Amazon hat jetzt Gelegenheit zu den Vorwürfen Stellung zu nehmen. Andreas Mundt, Präsident des Bundeskartellamtes: „Der Wettbewerb im Onlinehandel in Deutschland wird zu einem großen Anteil durch Amazons Regeln für die Handelsplattform bestimmt. Da Amazon auf ihrer Plattform in den direkten Wettbewerb zu den übrigen Marktplatzhändlern tritt, ist eine Einflussnahme auf die Preisgestaltung der Wettbewerber auch in Form von Preisobergrenzen grundsätzlich wettbewerblich bedenklich. Dies gilt insbesondere dann, wenn die betroffenen Händler ihre eigenen Kosten nicht mehr decken können und die Handelsplattform in kartellrechtswidriger Weise zur Behinderung des restlichen Onlinehandels eingesetzt wird.“
Im Fokus: Drei Preiskontrollmechanismen
Amazon setzt zur Überprüfung der Preise Kontrollmechanismen ein. Wenn diese Mechanismen die Händlerpreise als zu hoch bewerten, werden die entsprechenden Angebote entweder ganz vom Marktplatz entfernt oder werden nicht im hervorgehobenen Einkaufsfeld angezeigt. Die Angebote erfahren zudem weitere Einschränkungen bei der Darstellung, z. B. in der Suchergebnisliste. Mundt: „Für unsere vorläufige Einschätzung hat es auch eine Rolle gespielt, dass die Parameter der eingesetzten Preiskontrollmechanismen im freien Ermessen von Amazon stehen und die Preisgrenzen für Marktplatzhändler nicht transparent sind.“
Nach ihrer sogenannten Marketplace-Richtlinie zur angemessenen Preisgestaltung überprüft Amazon regelmäßig die Preise der Händler auf dem Amazon-Marktplatz. Amazon nutzt hierfür verschiedene Algorithmen und statistische Modelle, die auf unterschiedliche Preise und Preisbestandteile von aktuellen oder früheren Angeboten auf Amazon und von externen Wettbewerbern zurückgreifen und dynamische, wechselnde Preisobergrenzen für Händlerangebote berechnen. Amazon nennt dabei drei verschiedene Kategorien.
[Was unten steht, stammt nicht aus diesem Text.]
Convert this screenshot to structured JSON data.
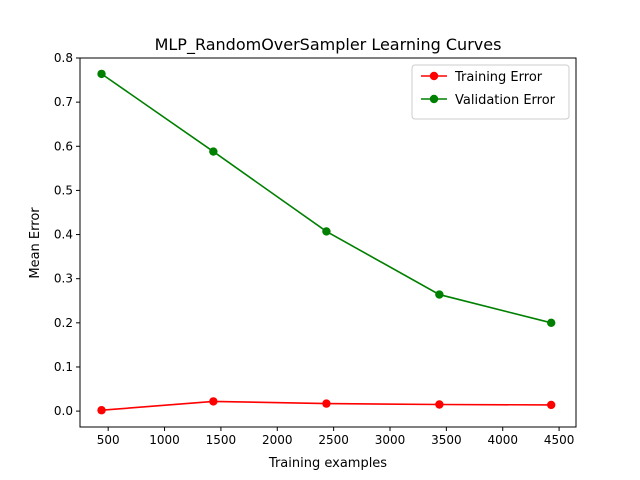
{
  "chart_data": {
    "type": "line",
    "title": "MLP_RandomOverSampler Learning Curves",
    "xlabel": "Training examples",
    "ylabel": "Mean Error",
    "xlim": [
      250,
      4650
    ],
    "ylim": [
      -0.036,
      0.8
    ],
    "x_ticks": [
      500,
      1000,
      1500,
      2000,
      2500,
      3000,
      3500,
      4000,
      4500
    ],
    "y_ticks": [
      0.0,
      0.1,
      0.2,
      0.3,
      0.4,
      0.5,
      0.6,
      0.7,
      0.8
    ],
    "x_tick_labels": [
      "500",
      "1000",
      "1500",
      "2000",
      "2500",
      "3000",
      "3500",
      "4000",
      "4500"
    ],
    "y_tick_labels": [
      "0.0",
      "0.1",
      "0.2",
      "0.3",
      "0.4",
      "0.5",
      "0.6",
      "0.7",
      "0.8"
    ],
    "grid": false,
    "legend_position": "top-right",
    "x": [
      441,
      1433,
      2436,
      3438,
      4430
    ],
    "series": [
      {
        "name": "Training Error",
        "color": "#ff0000",
        "marker": "circle",
        "values": [
          0.002,
          0.022,
          0.017,
          0.015,
          0.014
        ]
      },
      {
        "name": "Validation Error",
        "color": "#008000",
        "marker": "circle",
        "values": [
          0.764,
          0.588,
          0.407,
          0.264,
          0.2
        ]
      }
    ]
  }
}
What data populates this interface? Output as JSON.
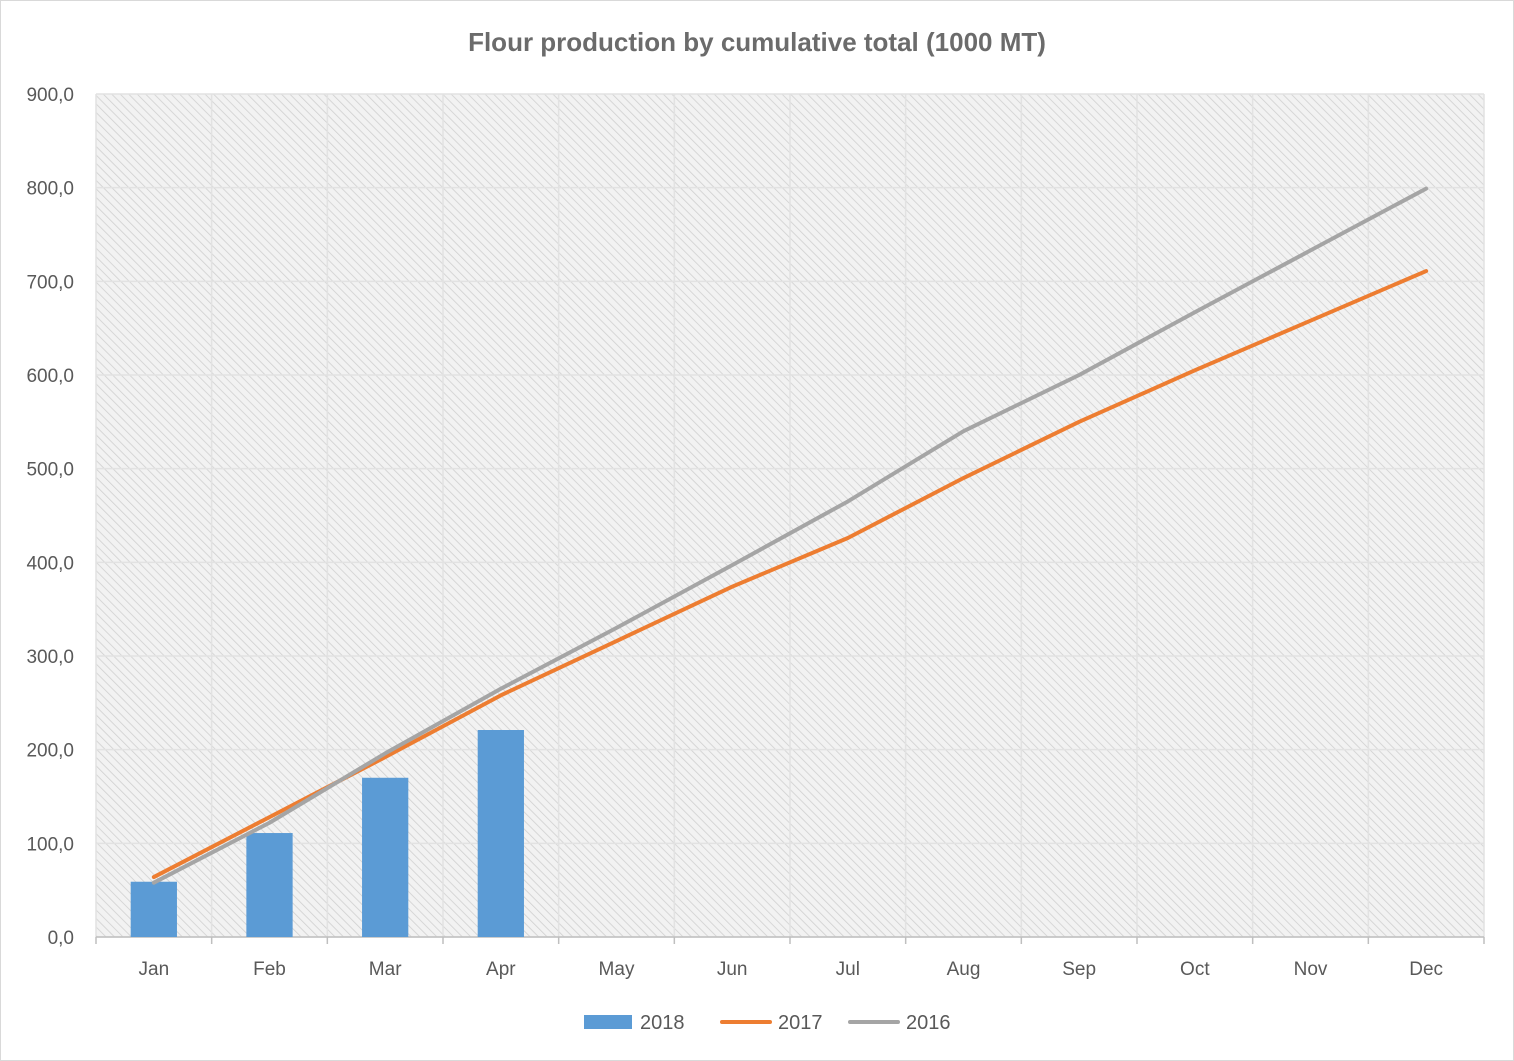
{
  "chart_data": {
    "type": "bar+line",
    "title": "Flour production by cumulative total (1000 MT)",
    "xlabel": "",
    "ylabel": "",
    "ylim": [
      0,
      900
    ],
    "yticks": [
      "0,0",
      "100,0",
      "200,0",
      "300,0",
      "400,0",
      "500,0",
      "600,0",
      "700,0",
      "800,0",
      "900,0"
    ],
    "categories": [
      "Jan",
      "Feb",
      "Mar",
      "Apr",
      "May",
      "Jun",
      "Jul",
      "Aug",
      "Sep",
      "Oct",
      "Nov",
      "Dec"
    ],
    "grid": true,
    "legend_position": "bottom",
    "series": [
      {
        "name": "2018",
        "kind": "bar",
        "color": "#5b9bd5",
        "values": [
          59,
          111,
          170,
          221,
          null,
          null,
          null,
          null,
          null,
          null,
          null,
          null
        ]
      },
      {
        "name": "2017",
        "kind": "line",
        "color": "#ed7d31",
        "values": [
          64,
          128,
          192,
          258,
          316,
          374,
          426,
          490,
          550,
          605,
          658,
          711
        ]
      },
      {
        "name": "2016",
        "kind": "line",
        "color": "#a5a5a5",
        "values": [
          58,
          122,
          196,
          265,
          330,
          397,
          465,
          540,
          600,
          667,
          733,
          799
        ]
      }
    ]
  }
}
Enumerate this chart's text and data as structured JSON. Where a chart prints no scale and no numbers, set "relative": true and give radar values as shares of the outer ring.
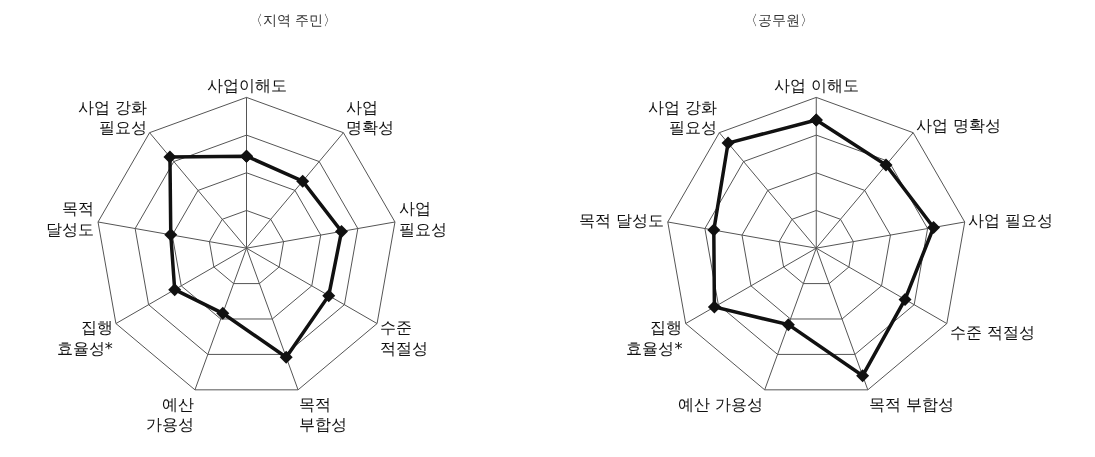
{
  "chart_data": [
    {
      "type": "radar",
      "title": "〈지역 주민〉",
      "relative": true,
      "marker": "diamond",
      "line_style": "solid",
      "categories": [
        "사업이해도",
        "사업\n명확성",
        "사업\n필요성",
        "수준\n적절성",
        "목적\n부합성",
        "예산\n가용성",
        "집행\n효율성*",
        "목적\n달성도",
        "사업 강화\n필요성"
      ],
      "series": [
        {
          "color": "#111111",
          "values": [
            0.61,
            0.58,
            0.64,
            0.63,
            0.77,
            0.46,
            0.55,
            0.51,
            0.79
          ]
        }
      ]
    },
    {
      "type": "radar",
      "title": "〈공무원〉",
      "relative": true,
      "marker": "diamond",
      "line_style": "solid",
      "categories": [
        "사업 이해도",
        "사업 명확성",
        "사업 필요성",
        "수준 적절성",
        "목적 부합성",
        "예산 가용성",
        "집행\n효율성*",
        "목적 달성도",
        "사업 강화\n필요성"
      ],
      "series": [
        {
          "color": "#111111",
          "values": [
            0.85,
            0.72,
            0.79,
            0.68,
            0.9,
            0.54,
            0.78,
            0.69,
            0.91
          ]
        }
      ]
    }
  ]
}
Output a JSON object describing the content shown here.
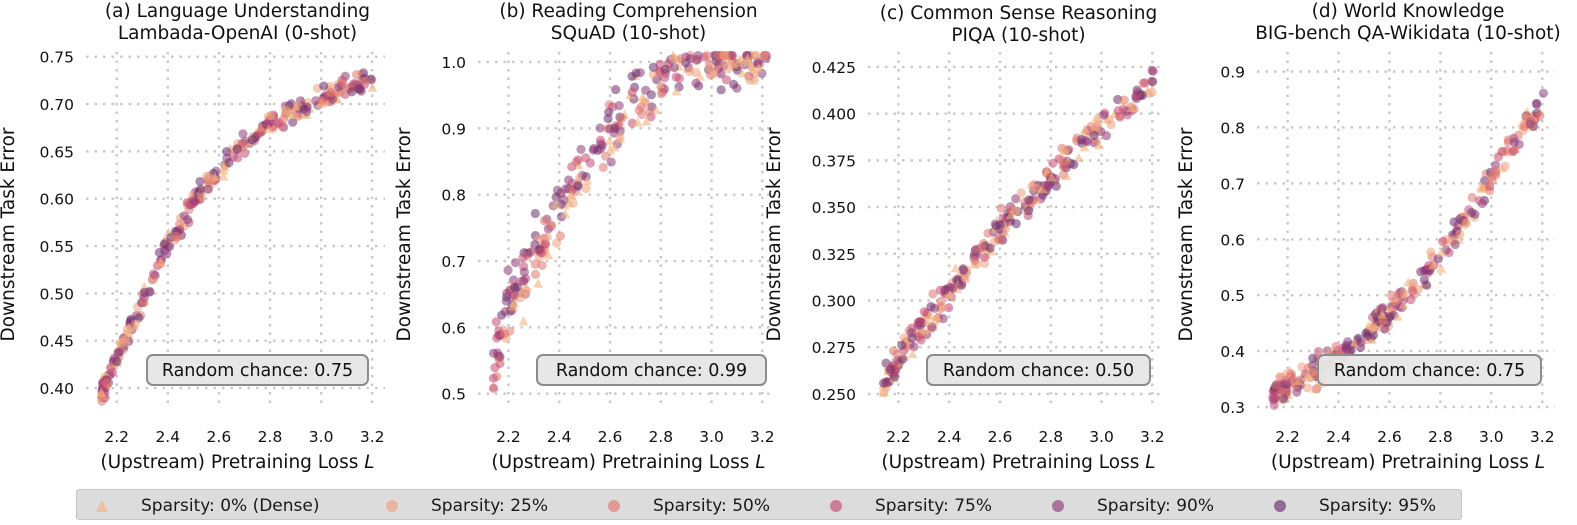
{
  "figure": {
    "xlabel": "(Upstream) Pretraining Loss L",
    "ylabel": "Downstream Task Error"
  },
  "legend": {
    "items": [
      {
        "label": "Sparsity: 0% (Dense)",
        "color": "#f2b27e",
        "marker": "triangle"
      },
      {
        "label": "Sparsity: 25%",
        "color": "#eea27f",
        "marker": "circle"
      },
      {
        "label": "Sparsity: 50%",
        "color": "#e0766f",
        "marker": "circle"
      },
      {
        "label": "Sparsity: 75%",
        "color": "#c44a72",
        "marker": "circle"
      },
      {
        "label": "Sparsity: 90%",
        "color": "#8e3a78",
        "marker": "circle"
      },
      {
        "label": "Sparsity: 95%",
        "color": "#6a2e6e",
        "marker": "circle"
      }
    ]
  },
  "chart_data": [
    {
      "type": "scatter",
      "title": [
        "(a) Language Understanding",
        "Lambada-OpenAI (0-shot)"
      ],
      "xlabel": "(Upstream) Pretraining Loss L",
      "ylabel": "Downstream Task Error",
      "xlim": [
        2.08,
        3.25
      ],
      "ylim": [
        0.38,
        0.755
      ],
      "xticks": [
        "2.2",
        "2.4",
        "2.6",
        "2.8",
        "3.0",
        "3.2"
      ],
      "yticks": [
        "0.40",
        "0.45",
        "0.50",
        "0.55",
        "0.60",
        "0.65",
        "0.70",
        "0.75"
      ],
      "trend": [
        [
          2.14,
          0.392
        ],
        [
          2.2,
          0.432
        ],
        [
          2.3,
          0.492
        ],
        [
          2.4,
          0.55
        ],
        [
          2.5,
          0.598
        ],
        [
          2.6,
          0.632
        ],
        [
          2.7,
          0.657
        ],
        [
          2.8,
          0.679
        ],
        [
          2.9,
          0.695
        ],
        [
          3.0,
          0.708
        ],
        [
          3.1,
          0.718
        ],
        [
          3.21,
          0.726
        ]
      ],
      "noise": 0.008,
      "annotation": "Random chance: 0.75"
    },
    {
      "type": "scatter",
      "title": [
        "(b) Reading Comprehension",
        "SQuAD (10-shot)"
      ],
      "xlabel": "(Upstream) Pretraining Loss L",
      "ylabel": "Downstream Task Error",
      "xlim": [
        2.08,
        3.25
      ],
      "ylim": [
        0.48,
        1.015
      ],
      "xticks": [
        "2.2",
        "2.4",
        "2.6",
        "2.8",
        "3.0",
        "3.2"
      ],
      "yticks": [
        "0.5",
        "0.6",
        "0.7",
        "0.8",
        "0.9",
        "1.0"
      ],
      "trend": [
        [
          2.14,
          0.5
        ],
        [
          2.2,
          0.6
        ],
        [
          2.3,
          0.68
        ],
        [
          2.4,
          0.76
        ],
        [
          2.5,
          0.83
        ],
        [
          2.6,
          0.88
        ],
        [
          2.7,
          0.93
        ],
        [
          2.8,
          0.97
        ],
        [
          2.9,
          0.99
        ],
        [
          3.0,
          0.995
        ],
        [
          3.1,
          0.998
        ],
        [
          3.2,
          0.999
        ]
      ],
      "noise": 0.03,
      "annotation": "Random chance: 0.99"
    },
    {
      "type": "scatter",
      "title": [
        "(c) Common Sense Reasoning",
        "PIQA (10-shot)"
      ],
      "xlabel": "(Upstream) Pretraining Loss L",
      "ylabel": "Downstream Task Error",
      "xlim": [
        2.08,
        3.25
      ],
      "ylim": [
        0.243,
        0.433
      ],
      "xticks": [
        "2.2",
        "2.4",
        "2.6",
        "2.8",
        "3.0",
        "3.2"
      ],
      "yticks": [
        "0.250",
        "0.275",
        "0.300",
        "0.325",
        "0.350",
        "0.375",
        "0.400",
        "0.425"
      ],
      "trend": [
        [
          2.14,
          0.255
        ],
        [
          2.2,
          0.268
        ],
        [
          2.3,
          0.288
        ],
        [
          2.4,
          0.305
        ],
        [
          2.5,
          0.322
        ],
        [
          2.6,
          0.338
        ],
        [
          2.7,
          0.352
        ],
        [
          2.8,
          0.366
        ],
        [
          2.9,
          0.38
        ],
        [
          3.0,
          0.393
        ],
        [
          3.1,
          0.405
        ],
        [
          3.2,
          0.416
        ]
      ],
      "noise": 0.006,
      "annotation": "Random chance: 0.50"
    },
    {
      "type": "scatter",
      "title": [
        "(d) World Knowledge",
        "BIG-bench QA-Wikidata (10-shot)"
      ],
      "xlabel": "(Upstream) Pretraining Loss L",
      "ylabel": "Downstream Task Error",
      "xlim": [
        2.08,
        3.25
      ],
      "ylim": [
        0.3,
        0.935
      ],
      "xticks": [
        "2.2",
        "2.4",
        "2.6",
        "2.8",
        "3.0",
        "3.2"
      ],
      "yticks": [
        "0.3",
        "0.4",
        "0.5",
        "0.6",
        "0.7",
        "0.8",
        "0.9"
      ],
      "trend": [
        [
          2.14,
          0.322
        ],
        [
          2.2,
          0.338
        ],
        [
          2.3,
          0.362
        ],
        [
          2.4,
          0.392
        ],
        [
          2.5,
          0.43
        ],
        [
          2.6,
          0.47
        ],
        [
          2.7,
          0.52
        ],
        [
          2.8,
          0.575
        ],
        [
          2.9,
          0.64
        ],
        [
          3.0,
          0.71
        ],
        [
          3.1,
          0.78
        ],
        [
          3.2,
          0.845
        ]
      ],
      "noise": 0.018,
      "annotation": "Random chance: 0.75"
    }
  ]
}
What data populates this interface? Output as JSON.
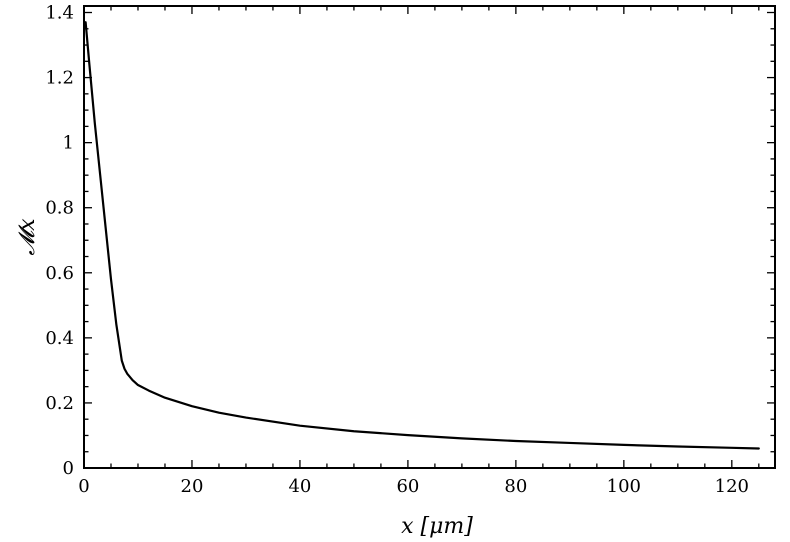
{
  "chart_data": {
    "type": "line",
    "xlabel": "x [μm]",
    "ylabel": "𝓜x",
    "xlim": [
      0,
      128
    ],
    "ylim": [
      0,
      1.42
    ],
    "xticks": [
      0,
      20,
      40,
      60,
      80,
      100,
      120
    ],
    "yticks": [
      0,
      0.2,
      0.4,
      0.6,
      0.8,
      1,
      1.2,
      1.4
    ],
    "xtick_labels": [
      "0",
      "20",
      "40",
      "60",
      "80",
      "100",
      "120"
    ],
    "ytick_labels": [
      "0",
      "0.2",
      "0.4",
      "0.6",
      "0.8",
      "1",
      "1.2",
      "1.4"
    ],
    "grid": false,
    "series": [
      {
        "color": "#000000",
        "x": [
          0.3,
          1,
          2,
          3,
          4,
          5,
          6,
          7,
          7.5,
          8,
          9,
          10,
          12,
          15,
          20,
          25,
          30,
          40,
          50,
          60,
          70,
          80,
          90,
          100,
          110,
          120,
          125
        ],
        "y": [
          1.37,
          1.24,
          1.06,
          0.9,
          0.74,
          0.58,
          0.44,
          0.33,
          0.305,
          0.29,
          0.27,
          0.255,
          0.238,
          0.216,
          0.19,
          0.17,
          0.155,
          0.13,
          0.113,
          0.101,
          0.091,
          0.083,
          0.077,
          0.071,
          0.066,
          0.062,
          0.06
        ]
      }
    ]
  }
}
Sichtbarkeit von Händlerangeboten eingeschränkt
Die Kategorie sogenannter „Preisfehler“ führt zu einer Entfernung des Angebots vom Marktplatz. Die Kategorien „zu hohe Preise“ und „nicht wettbewerbsfähige Preise“ führen zu einem Ausschluss von der Darstellung im hervorgehobenen Einkaufsfeld („Buy Box“), zu weiteren Einschränkungen der Darstellung in der Suchergebnisliste sowie zum möglichen Ausschluss von Werbung auf Amazon. Dabei ist es möglich, dass bei einem Produkt gar kein Einkaufsfeld erscheint, weil kein Händler die Preisobergrenzen von Amazon einhält. Kommt es zu solchen Einschränkungen, erhalten die betroffenen Händler eine Nachricht, in der sie zu einer Anpassung der Preise an Referenzpreise aufgefordert werden, die Amazon für angemessen hält.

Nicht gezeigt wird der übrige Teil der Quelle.